Reputation: 5413
I am having too many duplicate songs on my hard-disk and i want to remove duplicates.What i want to do is write a python program to check md5sum of all files and remove file with similar md5sum but keeping at least 1 copy.The issue i am facing is that music files have spaces in their name and path is not evaluated correctly.Below is my code to check md5sum
__author__ = 'akthakur'
import os
import subprocess
def listFiles(location):
for name in os.listdir(location):
path=os.path.join(location,name)
if os.path.isdir(path):
listFiles(path)
else:
cmd= 'md5sum ' + path
print(cmd)
fp= os.popen(cmd)
print(fp.read())
fp.close()
listFiles("E:\offwork")
I want to just pass path of my e drive to "listFiles" function and it should provide me md5sum off all the files in all directories recursively.

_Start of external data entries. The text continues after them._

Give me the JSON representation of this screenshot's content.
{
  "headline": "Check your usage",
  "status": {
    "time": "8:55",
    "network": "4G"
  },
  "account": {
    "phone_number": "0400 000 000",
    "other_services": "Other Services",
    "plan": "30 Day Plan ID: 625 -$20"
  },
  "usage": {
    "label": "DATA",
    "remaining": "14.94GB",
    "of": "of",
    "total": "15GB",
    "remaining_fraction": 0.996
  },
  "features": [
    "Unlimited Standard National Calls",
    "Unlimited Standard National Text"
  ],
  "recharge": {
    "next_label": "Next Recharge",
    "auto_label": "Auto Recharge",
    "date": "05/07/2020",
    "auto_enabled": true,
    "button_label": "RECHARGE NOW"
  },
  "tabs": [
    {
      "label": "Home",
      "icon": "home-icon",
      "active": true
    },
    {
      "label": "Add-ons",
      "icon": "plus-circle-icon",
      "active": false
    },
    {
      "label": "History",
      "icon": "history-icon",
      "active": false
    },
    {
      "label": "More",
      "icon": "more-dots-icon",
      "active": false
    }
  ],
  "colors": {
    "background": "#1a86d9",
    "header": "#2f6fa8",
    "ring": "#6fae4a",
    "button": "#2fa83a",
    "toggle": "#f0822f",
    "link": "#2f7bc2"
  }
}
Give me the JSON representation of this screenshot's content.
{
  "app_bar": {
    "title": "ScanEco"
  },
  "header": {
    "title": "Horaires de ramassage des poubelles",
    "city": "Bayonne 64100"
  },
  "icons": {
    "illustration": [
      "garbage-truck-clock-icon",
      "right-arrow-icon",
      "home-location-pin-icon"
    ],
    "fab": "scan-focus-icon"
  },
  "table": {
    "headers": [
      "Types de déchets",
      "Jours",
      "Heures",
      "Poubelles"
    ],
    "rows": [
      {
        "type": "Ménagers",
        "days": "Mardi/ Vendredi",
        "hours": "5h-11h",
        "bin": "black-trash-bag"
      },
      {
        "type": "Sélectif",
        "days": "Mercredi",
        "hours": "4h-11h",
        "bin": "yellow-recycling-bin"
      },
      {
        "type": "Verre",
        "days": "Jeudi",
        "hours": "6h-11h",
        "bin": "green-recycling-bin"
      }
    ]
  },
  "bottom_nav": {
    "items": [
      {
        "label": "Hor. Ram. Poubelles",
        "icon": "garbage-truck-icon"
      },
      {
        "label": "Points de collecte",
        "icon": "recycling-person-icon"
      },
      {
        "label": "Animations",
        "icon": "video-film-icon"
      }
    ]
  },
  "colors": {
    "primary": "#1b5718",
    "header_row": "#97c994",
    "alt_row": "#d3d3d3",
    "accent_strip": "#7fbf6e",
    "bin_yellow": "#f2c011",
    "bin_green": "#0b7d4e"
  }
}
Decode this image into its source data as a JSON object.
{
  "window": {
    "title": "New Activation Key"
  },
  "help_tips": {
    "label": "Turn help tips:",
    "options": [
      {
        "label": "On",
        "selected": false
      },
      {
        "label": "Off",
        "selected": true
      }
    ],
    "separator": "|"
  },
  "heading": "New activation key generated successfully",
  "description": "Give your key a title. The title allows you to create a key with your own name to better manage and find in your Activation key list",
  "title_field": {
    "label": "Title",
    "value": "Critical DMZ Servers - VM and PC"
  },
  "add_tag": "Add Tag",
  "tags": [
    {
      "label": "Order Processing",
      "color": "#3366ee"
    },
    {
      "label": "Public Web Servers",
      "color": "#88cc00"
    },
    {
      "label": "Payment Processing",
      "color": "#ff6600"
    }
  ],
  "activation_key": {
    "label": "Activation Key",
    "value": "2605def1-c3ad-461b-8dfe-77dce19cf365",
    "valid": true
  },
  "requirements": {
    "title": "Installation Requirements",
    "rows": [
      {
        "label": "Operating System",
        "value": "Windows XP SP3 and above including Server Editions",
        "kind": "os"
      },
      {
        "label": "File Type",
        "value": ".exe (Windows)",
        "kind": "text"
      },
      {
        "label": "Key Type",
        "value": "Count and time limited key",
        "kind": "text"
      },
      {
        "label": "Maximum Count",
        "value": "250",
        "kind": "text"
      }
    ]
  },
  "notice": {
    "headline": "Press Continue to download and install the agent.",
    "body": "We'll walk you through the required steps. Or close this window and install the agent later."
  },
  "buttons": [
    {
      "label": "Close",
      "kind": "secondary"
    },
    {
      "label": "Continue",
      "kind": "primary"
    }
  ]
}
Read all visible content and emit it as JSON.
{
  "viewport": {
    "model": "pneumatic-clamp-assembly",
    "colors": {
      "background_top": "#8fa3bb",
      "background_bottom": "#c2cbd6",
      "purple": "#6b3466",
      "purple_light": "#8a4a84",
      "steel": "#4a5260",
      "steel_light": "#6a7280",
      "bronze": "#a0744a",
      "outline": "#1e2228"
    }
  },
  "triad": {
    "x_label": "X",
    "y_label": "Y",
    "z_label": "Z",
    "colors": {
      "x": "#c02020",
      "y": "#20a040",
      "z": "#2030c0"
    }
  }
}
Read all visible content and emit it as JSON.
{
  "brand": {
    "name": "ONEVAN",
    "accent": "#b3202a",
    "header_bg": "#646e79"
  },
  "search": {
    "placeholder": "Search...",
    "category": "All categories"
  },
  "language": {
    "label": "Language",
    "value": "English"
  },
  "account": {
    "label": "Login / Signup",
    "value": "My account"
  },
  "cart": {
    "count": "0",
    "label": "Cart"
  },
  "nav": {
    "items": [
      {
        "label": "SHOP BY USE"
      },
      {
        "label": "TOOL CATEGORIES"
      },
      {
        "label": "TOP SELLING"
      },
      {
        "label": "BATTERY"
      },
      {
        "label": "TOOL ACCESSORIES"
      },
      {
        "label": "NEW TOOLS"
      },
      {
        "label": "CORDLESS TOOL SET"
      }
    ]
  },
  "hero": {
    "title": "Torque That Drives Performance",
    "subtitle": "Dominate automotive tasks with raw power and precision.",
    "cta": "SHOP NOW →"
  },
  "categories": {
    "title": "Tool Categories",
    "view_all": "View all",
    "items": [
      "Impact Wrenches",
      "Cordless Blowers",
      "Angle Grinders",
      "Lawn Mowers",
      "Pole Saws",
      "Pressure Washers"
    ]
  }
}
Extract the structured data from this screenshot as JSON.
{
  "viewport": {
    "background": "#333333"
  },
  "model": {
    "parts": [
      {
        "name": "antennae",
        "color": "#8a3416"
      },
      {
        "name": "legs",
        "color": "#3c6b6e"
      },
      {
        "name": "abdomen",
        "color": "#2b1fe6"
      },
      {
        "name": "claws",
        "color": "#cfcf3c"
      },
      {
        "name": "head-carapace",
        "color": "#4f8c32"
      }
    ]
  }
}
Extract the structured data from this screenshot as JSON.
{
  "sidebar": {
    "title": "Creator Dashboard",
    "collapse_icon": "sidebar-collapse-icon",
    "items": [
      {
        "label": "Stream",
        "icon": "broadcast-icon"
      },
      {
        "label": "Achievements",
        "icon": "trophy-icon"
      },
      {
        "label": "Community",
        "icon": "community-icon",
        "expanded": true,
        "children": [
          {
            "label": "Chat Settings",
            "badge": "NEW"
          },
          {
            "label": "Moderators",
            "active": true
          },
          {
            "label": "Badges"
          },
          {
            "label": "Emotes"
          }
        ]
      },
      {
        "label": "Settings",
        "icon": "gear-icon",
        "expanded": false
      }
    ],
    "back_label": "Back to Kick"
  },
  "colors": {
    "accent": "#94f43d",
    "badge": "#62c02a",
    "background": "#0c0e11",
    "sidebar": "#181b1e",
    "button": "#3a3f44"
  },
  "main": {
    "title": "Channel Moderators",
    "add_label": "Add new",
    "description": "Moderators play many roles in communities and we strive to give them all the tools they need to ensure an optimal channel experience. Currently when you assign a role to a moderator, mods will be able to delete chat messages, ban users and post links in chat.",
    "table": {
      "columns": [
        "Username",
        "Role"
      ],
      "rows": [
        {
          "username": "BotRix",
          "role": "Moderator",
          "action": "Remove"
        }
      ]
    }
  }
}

Spaces in file names are causing serious trouble,is there any way of dealing with the same
Upvotes: 0
Views: 227
Reputation: 1473
You call md5sum
as an external program. That means a file path needs to be escaped with quotes if it contains a space. Please change
cmd= 'md5sum ' + path
to
cmd = 'md5sum "' + path + '"'
Upvotes: 1
Reputation: 1408
You can pass a list of args in popen
https://docs.python.org/2/library/subprocess.html
args = path.split(' ')
fp= os.popen(['md5sum']+args)
Upvotes: 0